Лукин с Ольгой едва успели радостно переглянуться, как появились грифоны. Унылое серое небо внезапно наполнилось крылатыми силуэтами, шумом крыльев и возбужденными криками множества грифонов. «Словно огромный птичий базар!» – подумала Клавдия, с изумлением глядя вверх. Крики быстро сменились ветром от множества выгнутых крыльев и глухими ударами – Дон, а за ним Калетта, а за ней Каззак, грифон за грифоном приземлялись во дворе, громко приветствуя Кита. Эльда радостно завизжала. Что бы там ни говорила Калетта, а до сих пор ей не верилось, что на свете есть столько ее сородичей. Кит кинулся навстречу друзьям, громогласно трубя от радости. Все прочие поспешно разбежались к стенам, освободив середину двора, – все, кроме Квериды, которая застряла рядом со статуей волшебника Поликанта, окруженная грифонами. Все новые и новые грифоны садились во дворе и тотчас отбегали в сторону, освобождая место другим. Белые грифоны, желтые грифоны, пятнистые грифоны, полосатые грифоны, серые и рыжие грифоны и несколько почти голубых. Вскоре весь двор превратился в сплошную массу весело щелкающих клювов, больших круглых глаз, возбужденно подергивающихся хвостов и отряхиваемых крыльев.
Те из злосчастных воинов эмира, кто не провалился сквозь крышу, поспешно залегли. Через минуту-другую они сообразили, что грифоны не думают на них нападать. Тогда большинство из них спустились по внешним стенам зданий и растерянно поплелись охранять Дом целителей. Титовы кавалеристы вздохнули с облегчением. Они уже решили, что сейчас им придется защищать императора, и заранее понимали, что не выстоят.
– Что ж, – сказал Квериде волшебник Поликант, – пожалуй, мне пора вмешаться. Крышу починить нетрудно, а вот войну остановить куда сложнее. Я очень рад, что нам с вами не пришлось брать это на себя.

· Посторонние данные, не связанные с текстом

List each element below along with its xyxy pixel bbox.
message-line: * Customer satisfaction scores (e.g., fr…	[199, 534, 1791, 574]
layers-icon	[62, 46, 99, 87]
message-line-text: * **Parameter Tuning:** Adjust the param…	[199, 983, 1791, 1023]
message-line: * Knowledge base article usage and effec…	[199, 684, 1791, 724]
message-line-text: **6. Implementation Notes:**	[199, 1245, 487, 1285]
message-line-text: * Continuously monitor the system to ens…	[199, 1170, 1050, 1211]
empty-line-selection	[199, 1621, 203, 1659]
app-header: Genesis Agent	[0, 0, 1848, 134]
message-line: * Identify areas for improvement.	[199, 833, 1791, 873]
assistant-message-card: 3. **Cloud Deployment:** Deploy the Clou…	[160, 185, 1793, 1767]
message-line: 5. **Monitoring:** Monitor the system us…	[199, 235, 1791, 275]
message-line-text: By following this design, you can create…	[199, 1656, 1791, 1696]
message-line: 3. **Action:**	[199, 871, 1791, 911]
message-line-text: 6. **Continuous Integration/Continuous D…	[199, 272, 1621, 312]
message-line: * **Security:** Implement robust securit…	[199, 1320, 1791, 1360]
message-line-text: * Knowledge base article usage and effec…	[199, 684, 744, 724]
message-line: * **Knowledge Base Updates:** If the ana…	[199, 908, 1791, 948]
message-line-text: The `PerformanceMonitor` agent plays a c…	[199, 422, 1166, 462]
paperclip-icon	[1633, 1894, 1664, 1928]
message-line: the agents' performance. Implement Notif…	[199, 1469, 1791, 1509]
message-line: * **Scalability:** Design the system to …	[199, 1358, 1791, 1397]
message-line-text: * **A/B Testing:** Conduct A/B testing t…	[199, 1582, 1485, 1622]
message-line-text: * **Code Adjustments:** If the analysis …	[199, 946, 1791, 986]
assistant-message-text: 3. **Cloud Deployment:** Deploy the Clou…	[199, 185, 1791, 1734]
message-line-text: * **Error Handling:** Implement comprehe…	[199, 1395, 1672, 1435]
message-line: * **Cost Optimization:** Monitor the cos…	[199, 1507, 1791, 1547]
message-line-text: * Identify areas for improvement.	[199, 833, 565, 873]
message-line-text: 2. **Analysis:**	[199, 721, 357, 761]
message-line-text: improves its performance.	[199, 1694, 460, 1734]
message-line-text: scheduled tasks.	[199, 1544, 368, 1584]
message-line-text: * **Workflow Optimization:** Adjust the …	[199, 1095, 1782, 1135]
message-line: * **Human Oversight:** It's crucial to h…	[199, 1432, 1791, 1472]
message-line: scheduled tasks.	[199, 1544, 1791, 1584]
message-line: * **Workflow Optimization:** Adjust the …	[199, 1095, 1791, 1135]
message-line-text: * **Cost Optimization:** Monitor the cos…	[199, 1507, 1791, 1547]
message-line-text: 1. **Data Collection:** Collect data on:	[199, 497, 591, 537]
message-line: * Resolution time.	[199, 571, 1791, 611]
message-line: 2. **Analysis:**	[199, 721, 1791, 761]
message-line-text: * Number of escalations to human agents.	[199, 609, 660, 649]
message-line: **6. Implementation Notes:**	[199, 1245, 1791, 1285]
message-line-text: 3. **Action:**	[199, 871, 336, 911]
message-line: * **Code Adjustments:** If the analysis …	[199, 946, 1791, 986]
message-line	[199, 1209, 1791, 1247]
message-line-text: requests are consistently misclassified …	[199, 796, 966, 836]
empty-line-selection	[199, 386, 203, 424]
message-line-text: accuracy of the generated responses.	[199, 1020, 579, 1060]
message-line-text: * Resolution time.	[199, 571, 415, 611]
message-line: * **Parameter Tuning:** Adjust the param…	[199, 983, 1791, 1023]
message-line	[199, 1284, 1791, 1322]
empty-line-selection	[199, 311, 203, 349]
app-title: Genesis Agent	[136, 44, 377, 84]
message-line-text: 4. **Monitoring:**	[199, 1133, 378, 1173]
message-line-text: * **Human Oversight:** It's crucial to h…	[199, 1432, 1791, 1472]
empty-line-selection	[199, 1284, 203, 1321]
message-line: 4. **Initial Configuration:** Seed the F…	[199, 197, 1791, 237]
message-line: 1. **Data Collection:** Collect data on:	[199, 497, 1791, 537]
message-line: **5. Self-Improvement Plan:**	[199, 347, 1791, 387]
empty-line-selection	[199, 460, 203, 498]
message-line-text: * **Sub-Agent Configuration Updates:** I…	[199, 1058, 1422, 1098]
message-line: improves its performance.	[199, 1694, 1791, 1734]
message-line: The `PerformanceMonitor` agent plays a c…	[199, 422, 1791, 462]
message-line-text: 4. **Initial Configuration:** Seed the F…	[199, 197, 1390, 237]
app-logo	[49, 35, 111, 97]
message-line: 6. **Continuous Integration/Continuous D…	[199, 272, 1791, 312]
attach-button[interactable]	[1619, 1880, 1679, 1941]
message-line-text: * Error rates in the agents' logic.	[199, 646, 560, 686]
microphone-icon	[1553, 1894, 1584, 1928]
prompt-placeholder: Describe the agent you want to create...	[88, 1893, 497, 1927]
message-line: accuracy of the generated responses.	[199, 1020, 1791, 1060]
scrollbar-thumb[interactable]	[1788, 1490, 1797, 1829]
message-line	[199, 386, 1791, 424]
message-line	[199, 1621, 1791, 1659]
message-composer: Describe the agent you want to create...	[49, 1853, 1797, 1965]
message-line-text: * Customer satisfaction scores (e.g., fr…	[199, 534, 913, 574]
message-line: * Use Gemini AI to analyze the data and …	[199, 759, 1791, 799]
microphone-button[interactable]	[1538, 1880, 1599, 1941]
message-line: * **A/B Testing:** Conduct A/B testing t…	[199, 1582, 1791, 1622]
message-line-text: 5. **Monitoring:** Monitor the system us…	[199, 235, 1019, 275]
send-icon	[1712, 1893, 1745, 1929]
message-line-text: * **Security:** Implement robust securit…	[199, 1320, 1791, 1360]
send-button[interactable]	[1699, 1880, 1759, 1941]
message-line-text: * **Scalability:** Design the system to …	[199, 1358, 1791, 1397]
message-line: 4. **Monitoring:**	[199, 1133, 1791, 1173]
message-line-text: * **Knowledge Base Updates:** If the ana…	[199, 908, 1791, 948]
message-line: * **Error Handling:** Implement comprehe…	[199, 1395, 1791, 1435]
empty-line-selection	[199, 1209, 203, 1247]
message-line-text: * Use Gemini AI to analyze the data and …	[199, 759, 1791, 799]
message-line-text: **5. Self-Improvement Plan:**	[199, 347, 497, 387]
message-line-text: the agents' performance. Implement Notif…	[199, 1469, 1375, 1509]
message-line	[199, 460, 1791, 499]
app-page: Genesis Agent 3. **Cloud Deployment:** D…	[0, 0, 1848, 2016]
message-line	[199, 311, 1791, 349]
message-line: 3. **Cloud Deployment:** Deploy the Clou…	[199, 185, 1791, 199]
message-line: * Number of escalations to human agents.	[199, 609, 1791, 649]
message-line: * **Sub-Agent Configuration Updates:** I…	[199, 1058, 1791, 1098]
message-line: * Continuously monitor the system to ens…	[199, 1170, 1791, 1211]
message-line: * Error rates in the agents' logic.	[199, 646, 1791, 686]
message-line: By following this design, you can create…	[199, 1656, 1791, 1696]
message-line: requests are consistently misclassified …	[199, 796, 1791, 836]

Кверида, надеясь, что ей мерещится, подняла голову и увидела, что камень на статуе пошел мелкими трещинками. То же самое творилось и с постаментом: сквозь камень под пальцами Квериды проступал желтый маслянистый блеск. А на статуе каменные чешуйки усыхали, сворачивались, в точности как засохшая грязь, и отпадали. И под камнем обнаружился человек в одеянии волшебника, не менее старый, чем сама Кверида, но при этом вполне себе живой.
Волшебник Поликант встряхнулся, и последняя каменная чешуйка упала с него и рассыпалась в прах.
– Заклятие было связано с университетскими оберегами, – пояснил он. – Когда обереги утратят силу, я должен был вернуться и вновь занять свой пост главы университета. Было такое пророчество, что это случится в год грифона. Злые языки утверждали, что это значит «никогда»: ведь в мое время считалось, что грифоны – существа сказочные. Но я вижу, что пророчество исполнилось. Надеюсь, вы не будете возражать, если я попрошу вас уступить мне должность ректора?